We are [already] seeing anti-Semitism developing, and also anti-Muslim[phobia], and this anti-whatever, -whoever has to be stopped in order to keep peace among us, inside our societies and among the countries of the Middle East.

When I am saying that I am calling for a Two State solution, I am very much aware that it will require a lot of effort, not only economically, because Gaza has been rebuilt several times, not only economically great investment and support, but a political investment not only to build houses but a state.

On that, the Palestinian Authority has an important role to play.

My dear Prime Minister, Palestinians deserve dignity. Israel deserves security. Both deserve prosperous live in peace and safety in the same land.

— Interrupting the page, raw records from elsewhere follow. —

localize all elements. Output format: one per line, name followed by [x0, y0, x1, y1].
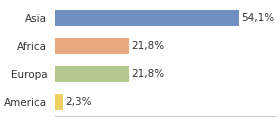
Bar — [55, 66, 129, 82]
Text: 21,8%: 21,8% — [132, 69, 165, 79]
Bar — [55, 94, 63, 110]
Bar — [55, 38, 129, 54]
Text: 21,8%: 21,8% — [132, 41, 165, 51]
Text: 54,1%: 54,1% — [242, 13, 275, 23]
Text: 2,3%: 2,3% — [66, 97, 92, 107]
Bar — [55, 10, 239, 26]
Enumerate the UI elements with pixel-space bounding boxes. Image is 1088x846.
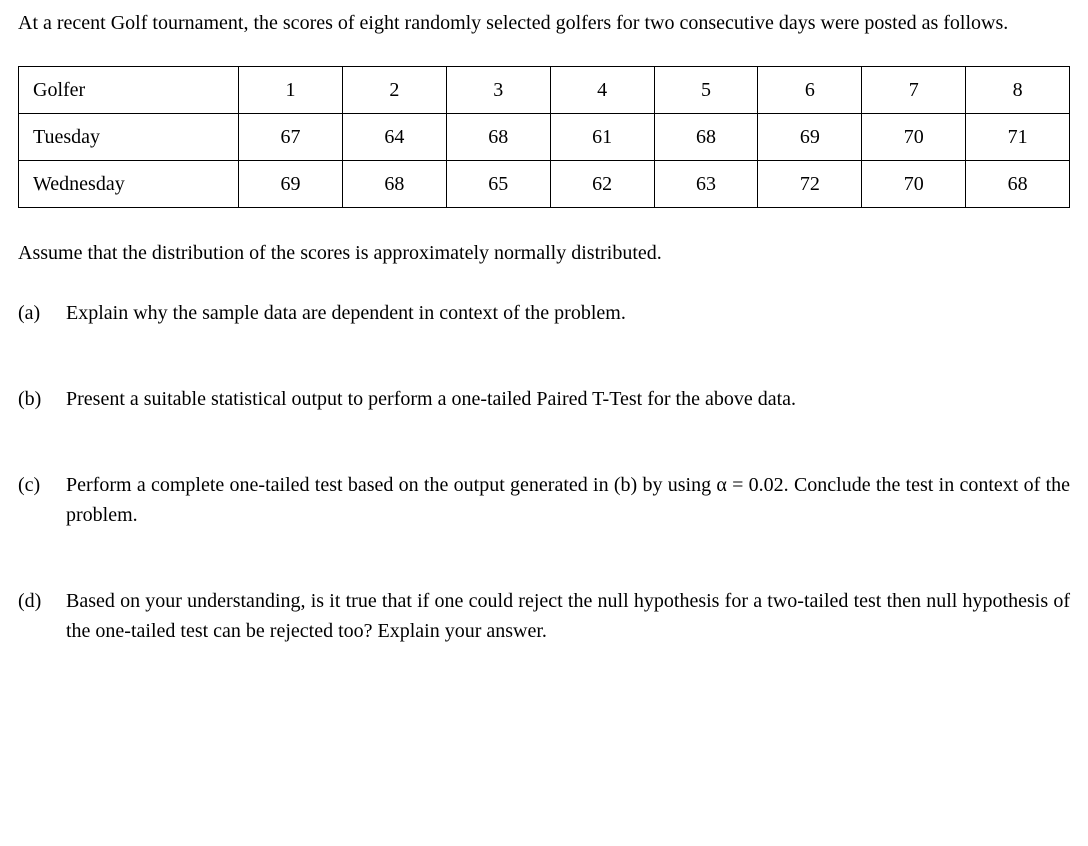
question-text: Perform a complete one-tailed test based… — [66, 470, 1070, 530]
table-cell: 6 — [758, 67, 862, 114]
table-cell: 67 — [239, 114, 343, 161]
row-header-cell: Wednesday — [19, 161, 239, 208]
table-cell: 61 — [550, 114, 654, 161]
table-cell: 64 — [342, 114, 446, 161]
question-label: (c) — [18, 470, 66, 530]
table-cell: 1 — [239, 67, 343, 114]
table-row: Wednesday 69 68 65 62 63 72 70 68 — [19, 161, 1070, 208]
table-cell: 5 — [654, 67, 758, 114]
question-b: (b) Present a suitable statistical outpu… — [18, 384, 1070, 414]
row-header-cell: Tuesday — [19, 114, 239, 161]
assumption-text: Assume that the distribution of the scor… — [18, 238, 1070, 268]
table-cell: 70 — [862, 161, 966, 208]
table-cell: 68 — [342, 161, 446, 208]
scores-table: Golfer 1 2 3 4 5 6 7 8 Tuesday 67 64 68 … — [18, 66, 1070, 208]
table-cell: 69 — [758, 114, 862, 161]
table-cell: 68 — [966, 161, 1070, 208]
table-cell: 65 — [446, 161, 550, 208]
table-row: Golfer 1 2 3 4 5 6 7 8 — [19, 67, 1070, 114]
table-cell: 2 — [342, 67, 446, 114]
question-a: (a) Explain why the sample data are depe… — [18, 298, 1070, 328]
table-cell: 68 — [446, 114, 550, 161]
table-cell: 72 — [758, 161, 862, 208]
table-cell: 62 — [550, 161, 654, 208]
row-header-cell: Golfer — [19, 67, 239, 114]
table-cell: 7 — [862, 67, 966, 114]
table-cell: 63 — [654, 161, 758, 208]
question-label: (a) — [18, 298, 66, 328]
question-c: (c) Perform a complete one-tailed test b… — [18, 470, 1070, 530]
intro-text: At a recent Golf tournament, the scores … — [18, 8, 1070, 38]
question-label: (b) — [18, 384, 66, 414]
table-cell: 71 — [966, 114, 1070, 161]
question-text: Explain why the sample data are dependen… — [66, 298, 1070, 328]
table-cell: 3 — [446, 67, 550, 114]
table-row: Tuesday 67 64 68 61 68 69 70 71 — [19, 114, 1070, 161]
question-text: Based on your understanding, is it true … — [66, 586, 1070, 646]
question-d: (d) Based on your understanding, is it t… — [18, 586, 1070, 646]
table-cell: 8 — [966, 67, 1070, 114]
question-text: Present a suitable statistical output to… — [66, 384, 1070, 414]
table-cell: 68 — [654, 114, 758, 161]
table-cell: 4 — [550, 67, 654, 114]
question-label: (d) — [18, 586, 66, 646]
table-cell: 70 — [862, 114, 966, 161]
table-cell: 69 — [239, 161, 343, 208]
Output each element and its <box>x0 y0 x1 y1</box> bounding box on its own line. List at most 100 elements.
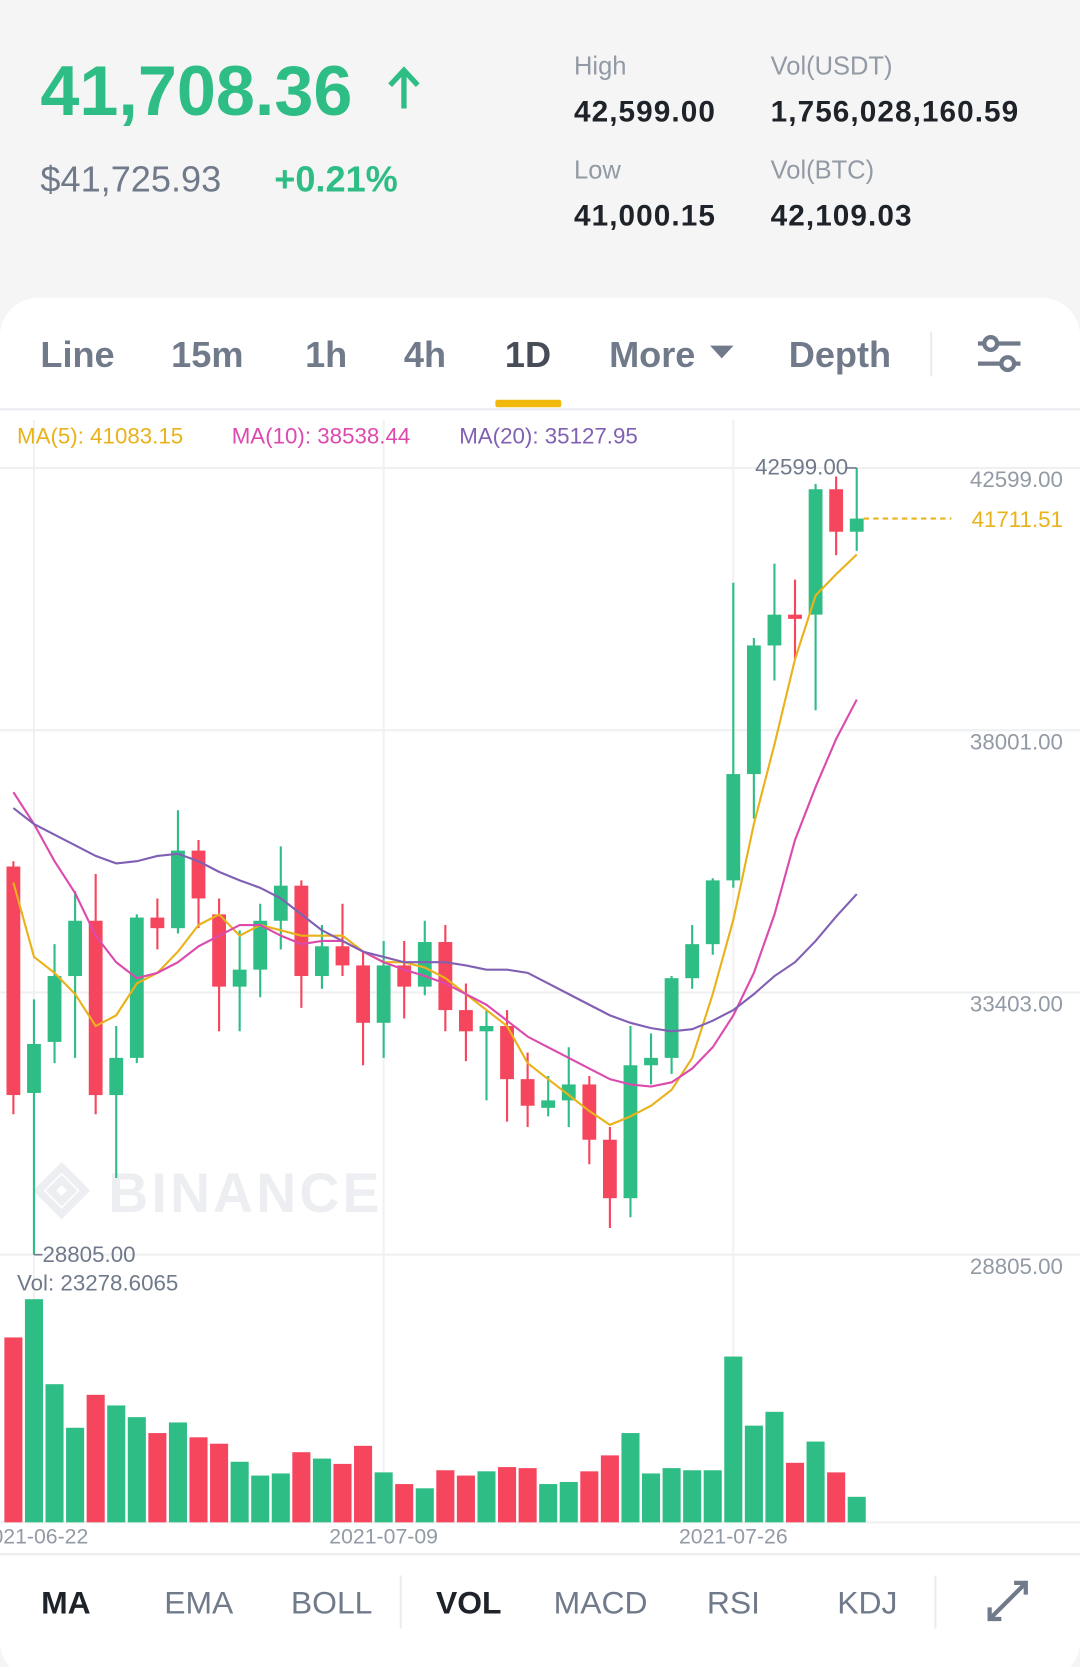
volume-bar <box>127 1417 146 1523</box>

We want to work together to achieve this and that is why I appreciate a lot our discussion today in Doha.

Several months ago, when nobody was taking care of what was happening in the Middle East, we launched this Peace Day [Effort] initiative, and we held a meeting at the United Nations in New York in September. More than 40 people [representing countries and organisations] attended and all of them agreed that we have to work on building this Two State solution. At that moment, nothing dramatic was happening.

But now, in the middle of this crisis, the best honour we can do to people who lost their lives on one side and the another, is to do work in order to make this impossible to happen again.